Interface fondamentale entre le constructeur, l’armateur et le fournisseur de composants électriques, Barillec Marine est devenu un spécialiste de référence dans l’intégration de systèmes de propulsion, de production et de conversion de l’énergie électrique. La société, née à Concarneau en 1957, a su évoluer en même temps que les technologies et propose des applications innovantes pour répondre aux enjeux énergétiques et environnementaux et permettre aux armateurs de rester dans la course en s’adaptant en permanence. « La conversion et le stockage de l’énergie, c’est un métier à part entière, un métier de spécialiste. » Maurice Buttet sait que Barillec Marine, l’entreprise qu’il dirige, sert d’interface entre le monde des constructeurs de navires et celui des exploitants. « L’approche d’un armateur qui construit un navire, c’est avant tout l’expression d’un besoin adapté à l’exploitation qu’il veut faire de son navire. Notre métier est de proposer, en association avec les constructeurs, les solutions qui répondent parfaitement à ce besoin. Barillec n’est pas un fabricant de composants mais un intégrateur. Pour résumer, on ne cherche donc pas à « placer » des produits sur les navires de nos clients, mais à définir les installations les mieux adaptées à leur utilisation. »

18 Sep 2018

Des briques technologiques adaptées et adaptables

Le spécialiste de la propulsion électrique a développé et mis en œuvre des concepts types, sous formes de briques technologiques, que l’on peut agencer selon les besoins. Ces solutions fiables et éprouvées peuvent s’adapter aux navires de 30 à 150 mètres de long – le cœur du marché de l’entreprise -, de leur conception à leur maintenance tout au long de leur exploitation. Barillec a d’ailleurs participé l’année dernière au refit du Thalassa, navire océanographique de l’Ifremer. Lors de sa construction, au début des années 1990, c’est le premier navire à propulsion électrique sur lequel le spécialiste était intervenu.
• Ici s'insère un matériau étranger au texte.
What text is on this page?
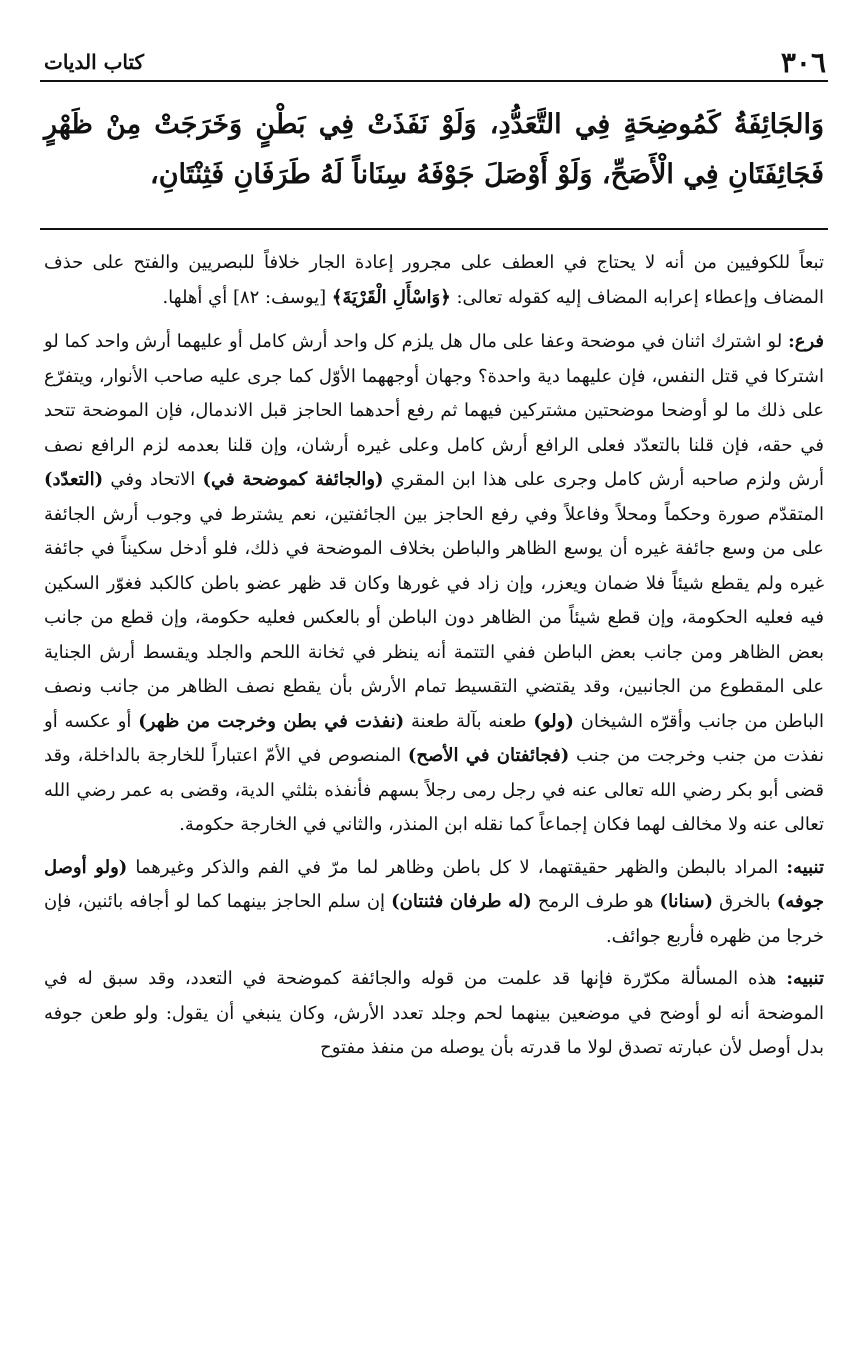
٣٠٦
كتاب الديات
وَالجَائِفَةُ كَمُوضِحَةٍ فِي التَّعَدُّدِ، وَلَوْ نَفَذَتْ فِي بَطْنٍ وَخَرَجَتْ مِنْ ظَهْرٍ فَجَائِفَتَانِ فِي الْأَصَحِّ، وَلَوْ أَوْصَلَ جَوْفَهُ سِنَاناً لَهُ طَرَفَانِ فَثِنْتَانِ،

تبعاً للكوفيين من أنه لا يحتاج في العطف على مجرور إعادة الجار خلافاً للبصريين والفتح على حذف المضاف وإعطاء إعرابه المضاف إليه كقوله تعالى: ﴿وَاسْأَلِ الْقَرْيَةَ﴾ [يوسف: ٨٢] أي أهلها.

فرع: لو اشترك اثنان في موضحة وعفا على مال هل يلزم كل واحد أرش كامل أو عليهما أرش واحد كما لو اشتركا في قتل النفس، فإن عليهما دية واحدة؟ وجهان أوجههما الأوّل كما جرى عليه صاحب الأنوار، ويتفرّع على ذلك ما لو أوضحا موضحتين مشتركين فيهما ثم رفع أحدهما الحاجز قبل الاندمال، فإن الموضحة تتحد في حقه، فإن قلنا بالتعدّد فعلى الرافع أرش كامل وعلى غيره أرشان، وإن قلنا بعدمه لزم الرافع نصف أرش ولزم صاحبه أرش كامل وجرى على هذا ابن المقري (والجائفة كموضحة في) الاتحاد وفي (التعدّد) المتقدّم صورة وحكماً ومحلاً وفاعلاً وفي رفع الحاجز بين الجائفتين، نعم يشترط في وجوب أرش الجائفة على من وسع جائفة غيره أن يوسع الظاهر والباطن بخلاف الموضحة في ذلك، فلو أدخل سكيناً في جائفة غيره ولم يقطع شيئاً فلا ضمان ويعزر، وإن زاد في غورها وكان قد ظهر عضو باطن كالكبد فغوّر السكين فيه فعليه الحكومة، وإن قطع شيئاً من الظاهر دون الباطن أو بالعكس فعليه حكومة، وإن قطع من جانب بعض الظاهر ومن جانب بعض الباطن ففي التتمة أنه ينظر في ثخانة اللحم والجلد ويقسط أرش الجناية على المقطوع من الجانبين، وقد يقتضي التقسيط تمام الأرش بأن يقطع نصف الظاهر من جانب ونصف الباطن من جانب وأقرّه الشيخان (ولو) طعنه بآلة طعنة (نفذت في بطن وخرجت من ظهر) أو عكسه أو نفذت من جنب وخرجت من جنب (فجائفتان في الأصح) المنصوص في الأمّ اعتباراً للخارجة بالداخلة، وقد قضى أبو بكر رضي الله تعالى عنه في رجل رمى رجلاً بسهم فأنفذه بثلثي الدية، وقضى به عمر رضي الله تعالى عنه ولا مخالف لهما فكان إجماعاً كما نقله ابن المنذر، والثاني في الخارجة حكومة.

تنبيه: المراد بالبطن والظهر حقيقتهما، لا كل باطن وظاهر لما مرّ في الفم والذكر وغيرهما (ولو أوصل جوفه) بالخرق (سنانا) هو طرف الرمح (له طرفان فثنتان) إن سلم الحاجز بينهما كما لو أجافه بائنين، فإن خرجا من ظهره فأربع جوائف.

تنبيه: هذه المسألة مكرّرة فإنها قد علمت من قوله والجائفة كموضحة في التعدد، وقد سبق له في الموضحة أنه لو أوضح في موضعين بينهما لحم وجلد تعدد الأرش، وكان ينبغي أن يقول: ولو طعن جوفه بدل أوصل لأن عبارته تصدق لولا ما قدرته بأن يوصله من منفذ مفتوح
« Une des premières questions à se poser, quand on commence à réfléchir à la propulsion d’un navire, c’est : pourquoi une propulsion électrique plutôt que classique ? C’est fondamental », assure Maurice Buttet. Et cela dépend de l’utilisation que l’armateur souhaite faire de son navire. « La propulsion électrique a un intérêt quand les contraintes d’exploitation nécessitent des variations importantes du régime de propulsion. Dans un système hybride de série, le moteur thermique produit de l’électricité pour entraîner le moteur électrique puis l’hélice, avec des pertes supplémentaires par rapport à une propulsion classique diesel. Ces pertes ne seront pas compensées si les besoins d’exploitation ne nécessitent pas de variations notables de puissance. »

En ajoutant des systèmes de stockage d’énergie électrique (batterie ou super-capacité), on peut également lisser la charge et ainsi optimiser le dimensionnement de la puissance thermique installée. Pour cerner au mieux les besoins, Barillec propose de réaliser un bilan énergétique des navires existants. Les enregistrements de puissance sur un cycle d’exploitation sont une aide précieuse aux choix des solutions. « On instrumente ce qui peut l’être, comme l’arbre d’hélice, et on trace une courbe de puissance dans le temps, pour la traduire ensuite en consommation de carburant. C’est ce qui doit servir de base à toute évolution. »

Toutes les innovations possibles

Ces réflexions sont à mener au cas par cas, lorsqu’un chalutier fait évoluer ses méthodes de pêche ou qu’un navire à passagers change de desserte, par exemple. Barillec a développé Varshaft, un concept qui permet de réaliser jusqu’à 20 % d’économie de carburant grâce à un réseau électrique efficace et stable quel que soit le régime du moteur propulsif. Le moteur thermique fonctionne ainsi toujours à son meilleur rendement, ce qui garantit ce gain de consommation et réduit les émissions de manière significative. « La réduction des émissions de CO2, de gaz polluant, des impacts sur l’environnement et celle de la consommation énergétique sont un impératif et un enjeu majeur aujourd’hui, souligne Maurice Buttet. Il est urgent de proposer des solutions efficaces et faciles à mettre en œuvre, c’est indispensable pour nos clients. C’est pour ça que nous travaillons énormément avec les constructeurs et que nous sommes à l’affût de toutes les innovations possibles en la matière. » Barillec consacre entre 5 % et 10 % de son chiffre d’affaires à la recherche et au développement, notamment sur l’optimisation de la maintenance préventive.